Bobigny 1972

M ichèle n'a pas vraiment hésité lorsque sa fille de quinze ans, Marie-Claire, lui a annoncé sa grossesse et sa volonté de ne pas aller au bout de celle-ci. Mais, dans la France du début des années 70 et alors qu'entre 300 000 et 1 million de femmes avortent clandestinement chaque année, la loi est contre elle. Certaines femmes, connues ou anonymes, ont décidé, quelques temps auparavant de tout mettre en œuvre pour amener le législateur à la modifier. Gisèle Halimi pense que le procès de la jeune fille, de sa mère et de deux de leurs amies sera une parfaite occasion de faire entendre leurs voix.

Comme une évidence... La collaboration entre la scénariste Marie Bardiaux-Vaïente et la dessinatrice Carole Maurel ne pouvait que se faire sur un sujet aussi important. La première a toujours choisi des histoires en rapport avec des combats législatifs (L'Abolition, le combat de Robert Badinter, L'enfer est vide, tous les démons sont ici) ou centrées sur des femmes fortes. La seconde a souvent mis ses pinceaux au service d'héroïnes marquantes au destin tourmenté (Collaboration Horizontale, Écumes, Nellie Bly, dans l'antre de la folie, Luisa ici et là). Ensemble, elles s'attaquent cette fois à l'une des étapes fondatrices qui a mené à la proposition de loi de Simone Veil, adoptée en 1974.

Si la trame reprend le fil de ce fameux procès et que la scénariste s'est attachée à coller le plus possible aux faits, le point de vue retenu se veut au plus près de l'accusée. Ou des accusées, puisqu'elles sont quatre à se retrouver face au juge et au procureur. Ce choix est bienvenu car au lieu de donner un récit judiciaire froid ou ennuyeux, il crée une proximité qui laisse rapidement place à une empathie. En effet, la reconstitution des débats est certes fidèle (le procès est largement documenté) mais c'est surtout la force des émotions retranscrites qui étreint. S'appuyant sur le trait semi réaliste et expressif de sa complice, Marie Bardiaux-Vaïente brosse le portrait attachant de femmes, comme tant d'autres, aux prises avec un monde qui ne les comprend pas, pire, qui ne les reconnait pas en tant qu'individu libre. La mise en page de Carole Maurel est à ce sens exemplaire. La scène du viol en est évidemment l'un des points d'orgue, mais l'annonce de celui-ci par Marie-Claire à sa mère ou encore la description de l'IVG clandestine le sont tout autant grâce à un judicieux jeu de clair-obscur.

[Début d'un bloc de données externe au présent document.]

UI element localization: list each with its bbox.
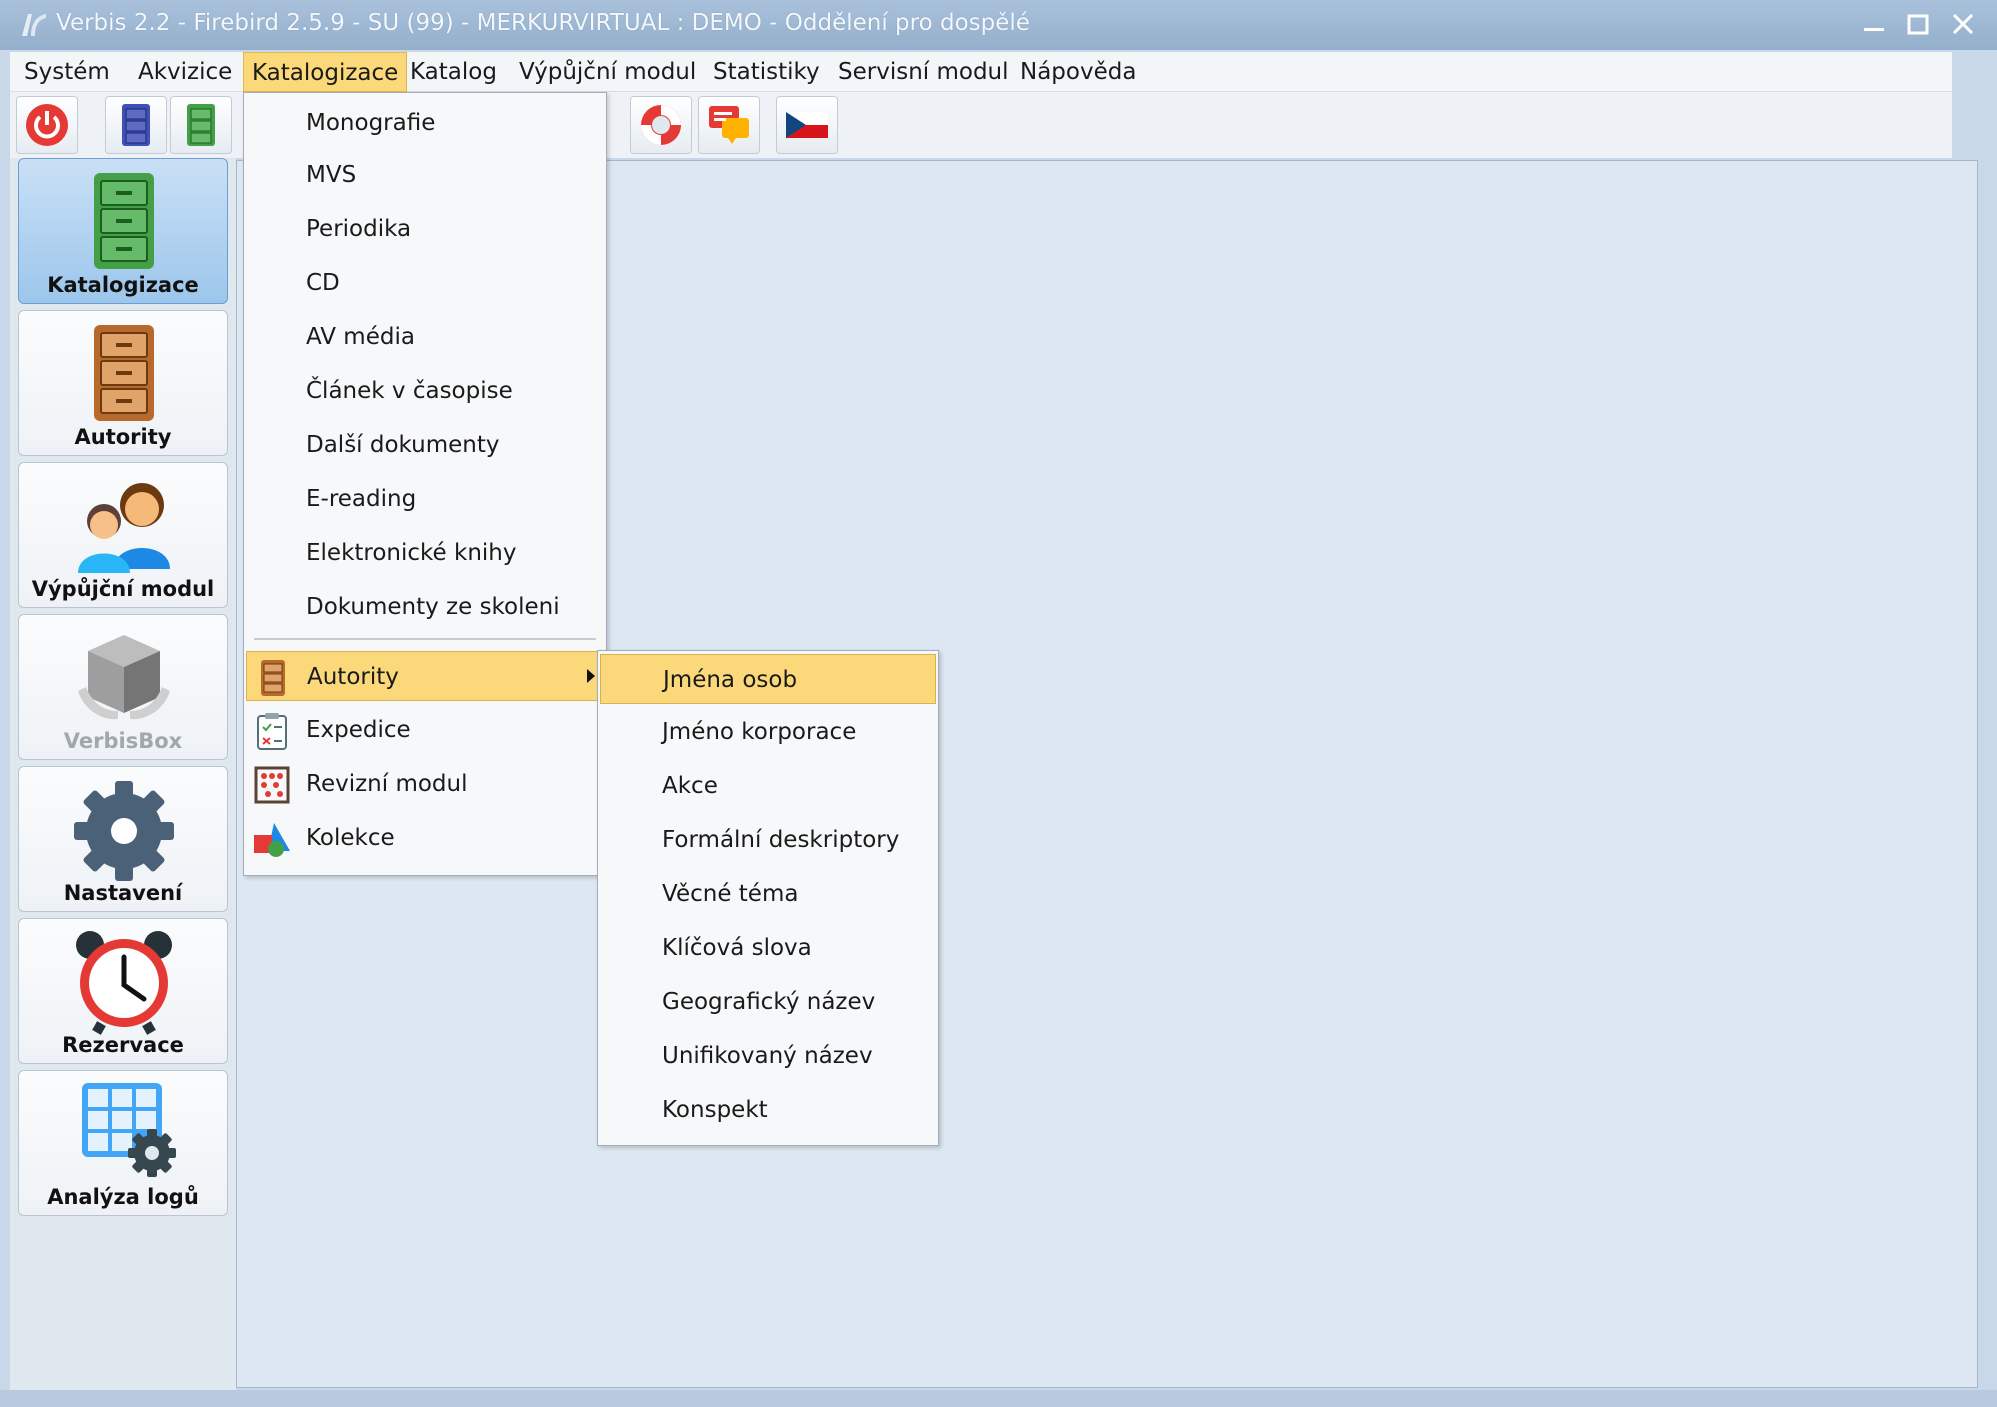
- menu-item-expedice[interactable]: Expedice: [246, 705, 604, 755]
- sidebar-item-label: VerbisBox: [63, 729, 183, 753]
- menu-item-elektronicke-knihy[interactable]: Elektronické knihy: [246, 528, 604, 578]
- sidebar-item-autority[interactable]: Autority: [18, 310, 228, 456]
- maximize-button[interactable]: [1900, 8, 1936, 42]
- sidebar-item-label: Nastavení: [63, 881, 183, 905]
- sidebar-item-label: Rezervace: [62, 1033, 184, 1057]
- submenu-arrow-icon: [587, 669, 595, 683]
- messages-button[interactable]: [698, 96, 760, 154]
- katalogizace-dropdown-menu: Monografie MVS Periodika CD AV média Člá…: [243, 92, 607, 876]
- menu-item-revizni-modul[interactable]: Revizní modul: [246, 759, 604, 809]
- autority-submenu: Jména osob Jméno korporace Akce Formální…: [597, 650, 939, 1146]
- menu-item-monografie[interactable]: Monografie: [246, 98, 604, 148]
- language-button[interactable]: [776, 96, 838, 154]
- minimize-icon: [1864, 28, 1884, 31]
- submenu-item-klicova-slova[interactable]: Klíčová slova: [600, 923, 936, 973]
- czech-flag-icon: [786, 112, 828, 138]
- submenu-item-vecne-tema[interactable]: Věcné téma: [600, 869, 936, 919]
- clipboard-icon: [257, 713, 287, 750]
- shapes-icon: [254, 823, 290, 857]
- submenu-item-konspekt[interactable]: Konspekt: [600, 1085, 936, 1135]
- blue-cabinet-button[interactable]: [105, 96, 167, 154]
- menu-katalog[interactable]: Katalog: [402, 52, 505, 92]
- sidebar: Katalogizace Autority Výpůjční modul Ver…: [10, 158, 236, 1390]
- menu-vypujcni-modul[interactable]: Výpůjční modul: [511, 52, 704, 92]
- title-bar: Verbis 2.2 - Firebird 2.5.9 - SU (99) - …: [0, 0, 1997, 50]
- menu-separator: [254, 638, 596, 640]
- menu-bar: Systém Akvizice Katalogizace Katalog Výp…: [10, 52, 1952, 92]
- sidebar-item-rezervace[interactable]: Rezervace: [18, 918, 228, 1064]
- brown-cabinet-icon: [261, 660, 285, 696]
- close-button[interactable]: [1945, 8, 1981, 42]
- menu-item-av-media[interactable]: AV média: [246, 312, 604, 362]
- sidebar-item-label: Analýza logů: [47, 1185, 199, 1209]
- menu-item-clanek-v-casopise[interactable]: Článek v časopise: [246, 366, 604, 416]
- submenu-item-formalni-deskriptory[interactable]: Formální deskriptory: [600, 815, 936, 865]
- green-cabinet-icon: [94, 173, 154, 269]
- power-icon: [26, 104, 68, 146]
- people-icon: [78, 483, 170, 573]
- help-button[interactable]: [630, 96, 692, 154]
- submenu-item-akce[interactable]: Akce: [600, 761, 936, 811]
- menu-item-label: Revizní modul: [306, 771, 468, 797]
- menu-item-autority[interactable]: Autority: [246, 651, 604, 701]
- sidebar-item-nastaveni[interactable]: Nastavení: [18, 766, 228, 912]
- menu-akvizice[interactable]: Akvizice: [130, 52, 240, 92]
- sidebar-item-verbisbox[interactable]: VerbisBox: [18, 614, 228, 760]
- green-cabinet-icon: [187, 104, 215, 146]
- menu-item-periodika[interactable]: Periodika: [246, 204, 604, 254]
- submenu-item-jmeno-korporace[interactable]: Jméno korporace: [600, 707, 936, 757]
- alarm-clock-icon: [76, 931, 172, 1035]
- submenu-item-unifikovany-nazev[interactable]: Unifikovaný název: [600, 1031, 936, 1081]
- menu-item-label: Kolekce: [306, 825, 395, 851]
- power-button[interactable]: [16, 96, 78, 154]
- sidebar-item-katalogizace[interactable]: Katalogizace: [18, 158, 228, 304]
- menu-katalogizace[interactable]: Katalogizace: [243, 52, 408, 92]
- lifebuoy-icon: [641, 105, 681, 145]
- menu-item-e-reading[interactable]: E-reading: [246, 474, 604, 524]
- menu-item-dokumenty-ze-skoleni[interactable]: Dokumenty ze skoleni: [246, 582, 604, 632]
- menu-item-cd[interactable]: CD: [246, 258, 604, 308]
- sidebar-item-vypujcni-modul[interactable]: Výpůjční modul: [18, 462, 228, 608]
- sidebar-item-analyza-logu[interactable]: Analýza logů: [18, 1070, 228, 1216]
- gear-icon: [74, 781, 174, 881]
- green-cabinet-button[interactable]: [170, 96, 232, 154]
- app-logo-icon: [22, 14, 46, 36]
- sidebar-item-label: Výpůjční modul: [31, 577, 215, 601]
- maximize-icon: [1907, 14, 1929, 35]
- grid-gear-icon: [82, 1083, 176, 1177]
- sidebar-item-label: Autority: [74, 425, 172, 449]
- status-bar: [0, 1390, 1997, 1407]
- close-icon: [1952, 13, 1974, 35]
- menu-item-dalsi-dokumenty[interactable]: Další dokumenty: [246, 420, 604, 470]
- chat-icon: [709, 106, 749, 144]
- blue-cabinet-icon: [122, 104, 150, 146]
- menu-napoveda[interactable]: Nápověda: [1012, 52, 1144, 92]
- menu-item-label: Autority: [307, 664, 399, 690]
- menu-servisni-modul[interactable]: Servisní modul: [830, 52, 1017, 92]
- window-title: Verbis 2.2 - Firebird 2.5.9 - SU (99) - …: [56, 10, 1030, 36]
- box-icon: [78, 635, 170, 720]
- menu-system[interactable]: Systém: [16, 52, 118, 92]
- menu-item-label: Expedice: [306, 717, 411, 743]
- submenu-item-geograficky-nazev[interactable]: Geografický název: [600, 977, 936, 1027]
- menu-item-kolekce[interactable]: Kolekce: [246, 813, 604, 863]
- sidebar-item-label: Katalogizace: [47, 273, 199, 297]
- menu-item-mvs[interactable]: MVS: [246, 150, 604, 200]
- menu-statistiky[interactable]: Statistiky: [705, 52, 828, 92]
- brown-cabinet-icon: [94, 325, 154, 421]
- minimize-button[interactable]: [1856, 8, 1892, 42]
- submenu-item-jmena-osob[interactable]: Jména osob: [600, 654, 936, 704]
- abacus-icon: [254, 766, 290, 804]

Enfin, ce combat est aussi celui de Gisèle Halimi. L'avocate saisit très vite le pouvoir que peut avoir la médiatisation de cette procédure. Là encore, les autrices mettent en avant, avec finesse, son rôle moteur plein d'humanité sans pour autant en faire leur protagoniste principale. C'est le propos - la lutte pour faire bouger les choses - qui prime. D'ailleurs, les échanges entre le procureur et la femme de loi sont l'occasion de répliques, glaçantes ou marquantes, symboles de la mentalité d'une époque. Un dernier mot sur les témoignages choisis par les autrices et leur mise en scène ; de Michel Rocard à Simone de Beauvoir en passant par Delphine Seyrig ou le professeur Paul Milliez, tous, parfaitement mis en scène, concourent à montrer que le sens de l'Histoire tourne alors.

Constamment juste, poignant mais pas larmoyant, Bobigny 1972 revient, avec force et talent, sur un combat marquant que les Françaises ont eu le courage de mener. Il rappelle aussi à quel point cet acquis peut être fragile et l'extrême nécessité de rester vigilantes et vigilants pour le défendre. Même et surtout en 2024.